そこで、JDMC会員企業にご協力頂き、マスキングされたマーケット・顧客データを活用した分析コンテストを計画する。定例の活動ではコンテストに必要な事前知識・手法などを学ぶ場を提供していく予定である。そのゴールとしては、JDMCのカンファレンス「データマネジメント2020」で分析コンテストの表彰式を実施したい。
普段はエンジニアとして活動しているが、可視化・分析にふれる機会が少ないので勉強したい、という方は積極的に参加して欲しい。
つぎに、ガートナーが2015年に提唱した考え方「バイモーダル化」、いわゆる「2つの流儀」の紹介があった。データ分析の世界でも、バイモーダル化が進んできているという。分析を行うには、「アナリスト」の他に、分析するためのデータを整備する「データエンジニア」が非常に重要で、データ分析をユーザーに丸投げせず、「データエンジニア」と「アナリスト」の2つの役割が相伴うことが重要だという。
これらを踏まえて、適切なデータを調達する部門が作れるようなエンジニア、開発のみならず、インフラも作りながらデータ分析・提供できるエンジニア像を理想として、エンジニアの会の活動を通して、そういう人材を増やしていけることを目指したいと挨拶を締めくくった。
2.石川陽一さんの講義
続いて、「様々なデータへのアクセスとビジュアライゼーション」と題して、カブドットコム証券株式会社の石川陽一さんからご講義いただいた。主に「Tableau」の機能と事例を紹介。得意データ分析を行う上で非常に重要なデータの整備の観点から、「Prep」機能についてご自身が構築されたフローをベースに、他の事例も交えてその重要性を語られた。

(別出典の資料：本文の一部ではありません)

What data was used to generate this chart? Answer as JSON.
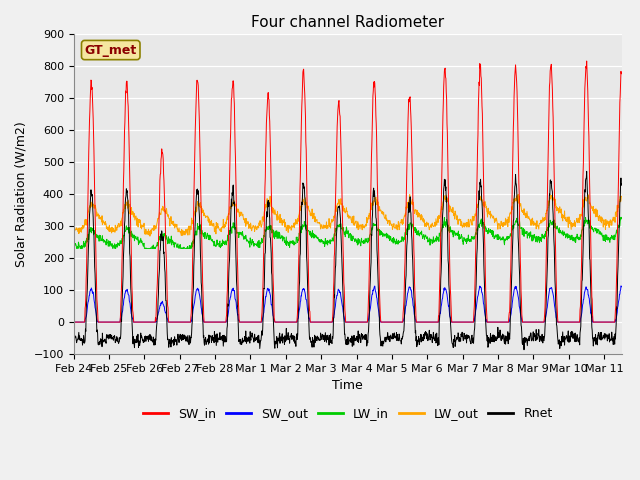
{
  "title": "Four channel Radiometer",
  "xlabel": "Time",
  "ylabel": "Solar Radiation (W/m2)",
  "ylim": [
    -100,
    900
  ],
  "xlim": [
    0,
    15.5
  ],
  "bg_color": "#e0e0e0",
  "plot_bg_color": "#e8e8e8",
  "station_label": "GT_met",
  "x_tick_labels": [
    "Feb 24",
    "Feb 25",
    "Feb 26",
    "Feb 27",
    "Feb 28",
    "Mar 1",
    "Mar 2",
    "Mar 3",
    "Mar 4",
    "Mar 5",
    "Mar 6",
    "Mar 7",
    "Mar 8",
    "Mar 9",
    "Mar 10",
    "Mar 11"
  ],
  "x_tick_positions": [
    0,
    1,
    2,
    3,
    4,
    5,
    6,
    7,
    8,
    9,
    10,
    11,
    12,
    13,
    14,
    15
  ],
  "colors": {
    "SW_in": "#ff0000",
    "SW_out": "#0000ff",
    "LW_in": "#00cc00",
    "LW_out": "#ffa500",
    "Rnet": "#000000"
  },
  "legend": [
    "SW_in",
    "SW_out",
    "LW_in",
    "LW_out",
    "Rnet"
  ],
  "sw_in_peaks": [
    750,
    750,
    535,
    760,
    755,
    715,
    775,
    690,
    750,
    700,
    785,
    795,
    790,
    800,
    800,
    795
  ],
  "sw_out_peaks": [
    105,
    100,
    60,
    105,
    105,
    105,
    105,
    100,
    105,
    110,
    105,
    110,
    110,
    110,
    110,
    110
  ],
  "lw_in_base": 250,
  "lw_out_base": 310,
  "rnet_night": -55
}
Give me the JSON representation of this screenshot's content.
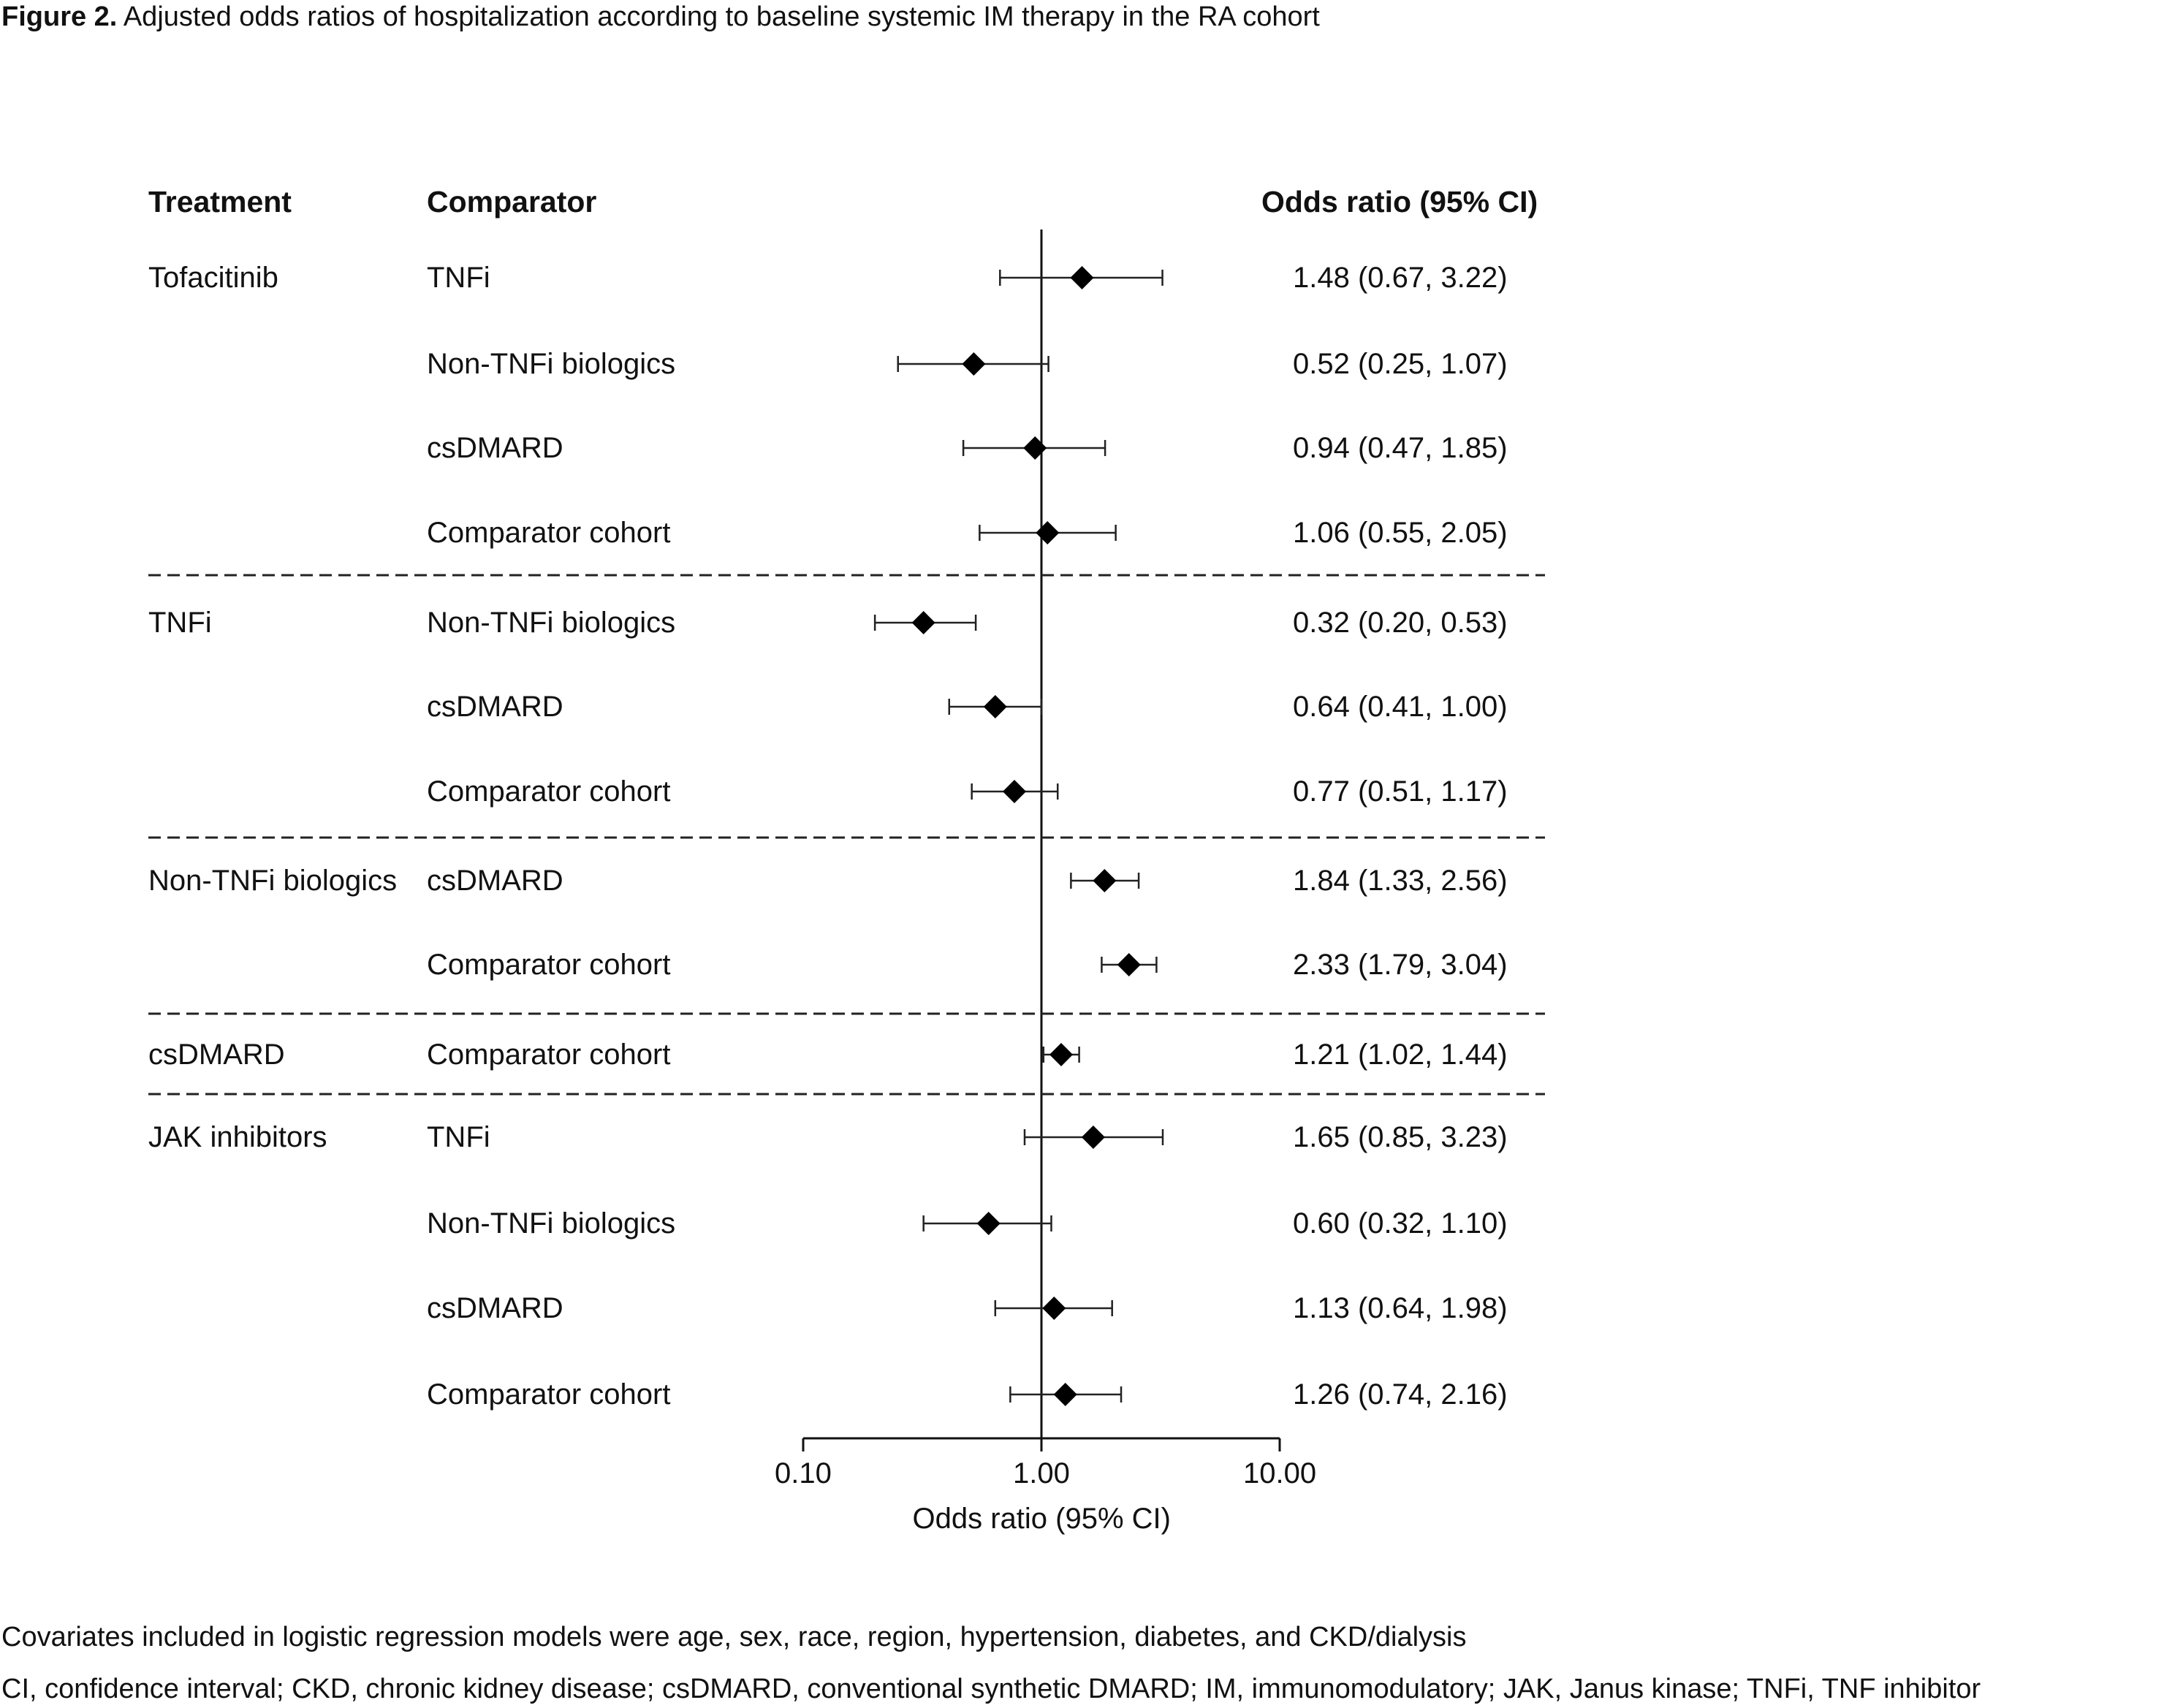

3.リーダー山田文彦さんから改めて2018年活動の振り返り
次に、エンジニアの会リーダーの山田さんより、今回始めた参加される方を含めて、エンジニアの会の取り組みとその目的を共有するべく、2018年活動の振り返りがあった。
4.今後の進め方
最後に、今後の進め方について質疑応答形式で参加者から様々な意見が出された。
・コンテストが実施される場合はデータの種類と活用のイメージを事前に知っておきたい
・お題が与えられると取り組み易い
・OSSなどを活用をするところから、アイデアベースでやったら良いかもしれない
・最終ゴールとしてコンテストを実施するにしても、ビジュアルだけを競う場にしない。
・データの前処理といった整備する部分を突き詰めていくのも面白いかもしれない
これらの意見を踏まえながら、7月〜10月まで月1回のペースで分析に必要なデータ整備の方法や、参加企業のデータ分析に関する知見の共有の場を設けるなどし、11月からコンテストを実施することで方針が共有された。
今年度の取り組みは、よりデータ分析・活用に向けた具体的なエンジニア像を描きながらの活動となることが想定され、JDMCのコミュニティ事業としてさらなる飛躍の年となることを願い、第1回の報告としたい。